BAC Calculator
Estimate your blood alcohol concentration with the Widmark formula — from your drinks, weight, and time — plus how long until you're back to zero.
Blood alcohol concentration (BAC) is the percentage of alcohol in your blood — 0.08% means 0.08 grams of alcohol per 100 mL. This calculator estimates your current BAC from what you’ve had, your body weight and sex, and how long you’ve been drinking, then shows roughly how long until you’re back under common legal thresholds and at zero.
The Widmark formula
Nearly every BAC estimate, including police and forensic approximations, starts from the equation Swedish chemist Erik Widmark published in the 1930s:
BAC% = (alcohol in grams ÷ (body weight in grams × r)) × 100 − (0.015 × hours)
The constant r is the Widmark factor — the share of your body that alcohol distributes into — averaging 0.68 for males and 0.55 for females. The subtraction is elimination: the liver clears about 0.015% BAC per hour, roughly one standard drink per hour, at a fixed rate you cannot speed up.
What the thresholds mean
- 0.08% — the per-se legal driving limit in most US states (0.05% in Utah, and lower limits in much of Europe).
- 0.05% — noticeable impairment of judgment and coordination; a criminal offense in many countries.
- 0.02–0.04% — the range where measurable impairment already begins, and the limit for US commercial drivers (0.04%).
Impairment starts below every legal limit. Reaction time, tracking, and judgment degrade from the first drink — which is why the only safe amount for driving is zero.
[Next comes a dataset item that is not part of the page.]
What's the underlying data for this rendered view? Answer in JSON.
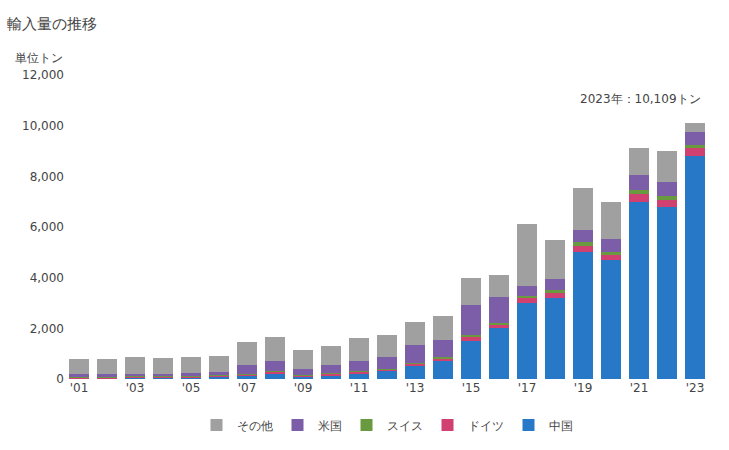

Why this is only an estimate
The Widmark model assumes alcohol is fully absorbed and averages out the things that make individuals different: food in the stomach slows absorption; medications, liver conditions, and fatigue change the response; elimination rates genuinely vary from about 0.010 to 0.025% per hour. Breath or blood testing is the only way to measure actual BAC — treat this tool as a way to understand the math, never as clearance to drive.
Frequently asked questions
How is BAC calculated?
The calculator uses the Widmark formula: alcohol consumed in grams, divided by your body weight times a body-water constant (0.68 for males, 0.55 for females), minus what your body has already eliminated — about 0.015% per hour since drinking started.
What is one standard drink?
In the US, one standard drink contains 14 grams of pure alcohol: a 12 oz (355 mL) beer at 5%, a 5 oz (150 mL) glass of wine at 12%, or a 1.5 oz (44 mL) shot of 40% spirits. Stronger or larger servings count as more than one drink.
How long until my BAC is zero?
The body eliminates roughly 0.015% BAC per hour — about one standard drink per hour — and nothing speeds that up. Coffee, cold showers, or food after drinking don't lower BAC; only time does. The calculator shows the estimated hours until 0.08%, 0.05%, and zero.
Can I use this to decide whether to drive?
No. This is an educational estimate — real BAC varies with food, medications, health conditions, and individual metabolism, and impairment starts well below legal limits. If you've been drinking, don't drive. No calculator can tell you that you're safe.